The writer praised the Pacifica Foundation's New York radio station, WBAI, for its nightly Vietnam program. He conceded one exception: Vapid reports from that same foundation's Washington bureau, echoing what everyone else in the capital was filing. The bureau's lead reporter then? "Judy Miller," en route to NPR and the Times and notorious gullibility during the run-up to the second Iraq war.
"News on a Shoestring" caused me inadvertent injury (unrelated to Miller), so circa 1978 I decided to make a stab at learning who had written it.
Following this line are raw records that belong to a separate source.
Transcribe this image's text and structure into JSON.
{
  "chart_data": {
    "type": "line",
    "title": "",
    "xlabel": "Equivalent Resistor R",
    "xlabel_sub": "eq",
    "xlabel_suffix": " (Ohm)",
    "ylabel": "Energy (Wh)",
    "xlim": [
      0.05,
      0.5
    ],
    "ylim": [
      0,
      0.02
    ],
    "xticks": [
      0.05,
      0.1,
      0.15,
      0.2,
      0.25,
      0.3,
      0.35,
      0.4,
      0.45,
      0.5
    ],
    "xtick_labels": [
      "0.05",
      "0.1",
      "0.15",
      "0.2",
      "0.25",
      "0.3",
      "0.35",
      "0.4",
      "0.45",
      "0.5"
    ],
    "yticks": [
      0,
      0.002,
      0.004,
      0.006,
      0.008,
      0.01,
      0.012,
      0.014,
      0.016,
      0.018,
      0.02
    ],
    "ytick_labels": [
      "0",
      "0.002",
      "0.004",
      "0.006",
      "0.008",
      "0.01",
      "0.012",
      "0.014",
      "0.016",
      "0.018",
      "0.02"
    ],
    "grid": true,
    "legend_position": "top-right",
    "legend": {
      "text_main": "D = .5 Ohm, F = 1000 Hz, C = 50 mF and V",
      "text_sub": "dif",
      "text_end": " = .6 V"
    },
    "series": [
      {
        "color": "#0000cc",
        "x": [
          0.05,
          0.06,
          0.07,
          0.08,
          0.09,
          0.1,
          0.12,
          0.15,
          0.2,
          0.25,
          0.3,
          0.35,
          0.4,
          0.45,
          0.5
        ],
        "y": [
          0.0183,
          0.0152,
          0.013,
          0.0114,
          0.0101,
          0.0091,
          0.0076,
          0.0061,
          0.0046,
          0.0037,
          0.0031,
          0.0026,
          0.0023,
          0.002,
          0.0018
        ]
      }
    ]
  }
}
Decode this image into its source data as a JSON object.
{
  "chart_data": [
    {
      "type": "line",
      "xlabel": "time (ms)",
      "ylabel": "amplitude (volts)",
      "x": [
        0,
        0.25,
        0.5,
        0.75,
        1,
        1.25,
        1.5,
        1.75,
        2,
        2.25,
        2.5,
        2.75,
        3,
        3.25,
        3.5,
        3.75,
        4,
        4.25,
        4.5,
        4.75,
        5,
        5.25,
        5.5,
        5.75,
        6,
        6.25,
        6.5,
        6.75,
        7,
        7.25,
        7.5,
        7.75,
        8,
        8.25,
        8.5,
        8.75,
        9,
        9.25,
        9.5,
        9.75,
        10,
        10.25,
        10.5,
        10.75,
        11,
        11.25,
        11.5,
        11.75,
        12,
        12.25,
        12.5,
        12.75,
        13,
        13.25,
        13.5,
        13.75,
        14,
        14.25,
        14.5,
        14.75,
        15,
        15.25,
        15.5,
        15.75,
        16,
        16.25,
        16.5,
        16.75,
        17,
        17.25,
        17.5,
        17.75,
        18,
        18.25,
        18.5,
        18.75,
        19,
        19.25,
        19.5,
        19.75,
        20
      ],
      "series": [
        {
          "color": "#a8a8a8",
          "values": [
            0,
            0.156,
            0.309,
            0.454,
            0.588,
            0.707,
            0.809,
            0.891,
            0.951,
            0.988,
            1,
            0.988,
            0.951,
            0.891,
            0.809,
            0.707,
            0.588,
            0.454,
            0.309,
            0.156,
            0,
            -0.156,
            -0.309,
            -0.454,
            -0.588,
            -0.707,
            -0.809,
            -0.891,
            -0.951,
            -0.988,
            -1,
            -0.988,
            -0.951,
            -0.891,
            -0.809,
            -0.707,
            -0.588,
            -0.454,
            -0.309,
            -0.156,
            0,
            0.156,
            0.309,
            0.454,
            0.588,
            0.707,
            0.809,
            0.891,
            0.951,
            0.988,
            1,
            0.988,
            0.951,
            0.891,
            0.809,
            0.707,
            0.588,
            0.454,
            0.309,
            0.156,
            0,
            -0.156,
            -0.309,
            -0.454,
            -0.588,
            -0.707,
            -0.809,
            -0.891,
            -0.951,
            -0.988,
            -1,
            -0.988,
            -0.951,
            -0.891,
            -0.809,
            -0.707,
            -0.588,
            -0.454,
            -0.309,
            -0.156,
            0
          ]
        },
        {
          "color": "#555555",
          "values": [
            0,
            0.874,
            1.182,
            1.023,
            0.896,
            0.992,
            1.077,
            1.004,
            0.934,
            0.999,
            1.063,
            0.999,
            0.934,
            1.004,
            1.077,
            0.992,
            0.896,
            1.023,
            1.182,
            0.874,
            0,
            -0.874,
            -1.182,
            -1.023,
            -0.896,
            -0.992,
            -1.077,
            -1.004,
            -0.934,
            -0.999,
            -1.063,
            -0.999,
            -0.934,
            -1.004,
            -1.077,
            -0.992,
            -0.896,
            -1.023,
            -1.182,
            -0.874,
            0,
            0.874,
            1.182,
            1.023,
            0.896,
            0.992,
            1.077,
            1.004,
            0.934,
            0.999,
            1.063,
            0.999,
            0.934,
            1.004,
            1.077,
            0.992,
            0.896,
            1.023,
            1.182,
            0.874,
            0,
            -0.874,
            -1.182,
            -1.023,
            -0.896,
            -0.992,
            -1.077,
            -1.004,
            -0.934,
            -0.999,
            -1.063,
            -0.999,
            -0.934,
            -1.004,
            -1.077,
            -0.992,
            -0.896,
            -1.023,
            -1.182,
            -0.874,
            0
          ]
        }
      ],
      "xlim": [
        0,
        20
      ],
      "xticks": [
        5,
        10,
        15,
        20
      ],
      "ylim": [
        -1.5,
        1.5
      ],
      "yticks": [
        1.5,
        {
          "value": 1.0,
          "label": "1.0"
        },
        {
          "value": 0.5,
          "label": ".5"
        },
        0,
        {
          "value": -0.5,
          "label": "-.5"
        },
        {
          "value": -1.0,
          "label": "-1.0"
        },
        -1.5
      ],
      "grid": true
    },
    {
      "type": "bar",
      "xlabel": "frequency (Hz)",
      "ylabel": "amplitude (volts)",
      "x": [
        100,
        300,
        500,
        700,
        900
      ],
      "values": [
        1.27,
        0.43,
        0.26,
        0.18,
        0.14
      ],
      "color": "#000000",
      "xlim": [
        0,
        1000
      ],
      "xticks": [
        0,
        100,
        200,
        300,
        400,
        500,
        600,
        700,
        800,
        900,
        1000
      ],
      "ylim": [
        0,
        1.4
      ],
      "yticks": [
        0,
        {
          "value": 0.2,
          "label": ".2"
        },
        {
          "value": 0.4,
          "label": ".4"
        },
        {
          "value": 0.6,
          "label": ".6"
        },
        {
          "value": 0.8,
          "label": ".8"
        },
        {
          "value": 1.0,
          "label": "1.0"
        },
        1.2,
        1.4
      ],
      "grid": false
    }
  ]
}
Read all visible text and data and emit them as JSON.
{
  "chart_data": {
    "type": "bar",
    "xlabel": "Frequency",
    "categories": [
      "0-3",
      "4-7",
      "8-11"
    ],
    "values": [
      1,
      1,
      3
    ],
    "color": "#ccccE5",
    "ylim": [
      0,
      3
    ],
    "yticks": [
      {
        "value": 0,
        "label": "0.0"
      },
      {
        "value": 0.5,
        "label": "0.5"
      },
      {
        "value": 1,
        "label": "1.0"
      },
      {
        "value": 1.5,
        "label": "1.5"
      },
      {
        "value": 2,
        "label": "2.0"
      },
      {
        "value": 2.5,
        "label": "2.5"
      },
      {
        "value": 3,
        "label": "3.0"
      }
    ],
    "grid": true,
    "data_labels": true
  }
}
Michael Arlen tipped me to the existence of a permanent ledger containing the New Yorker's unpublished author credits. "Hendrik Hertzberg," the magazine's library wrote back. Hertzberg and I briefly chatted by telephone, totally without reference to Miller's 1973 shortcomings.
But from the vantage point of 2007, what a marvelous flash-forward Hertzberg offered in that ancient item, carping about an obscure Washington reporter's radio reports about a war.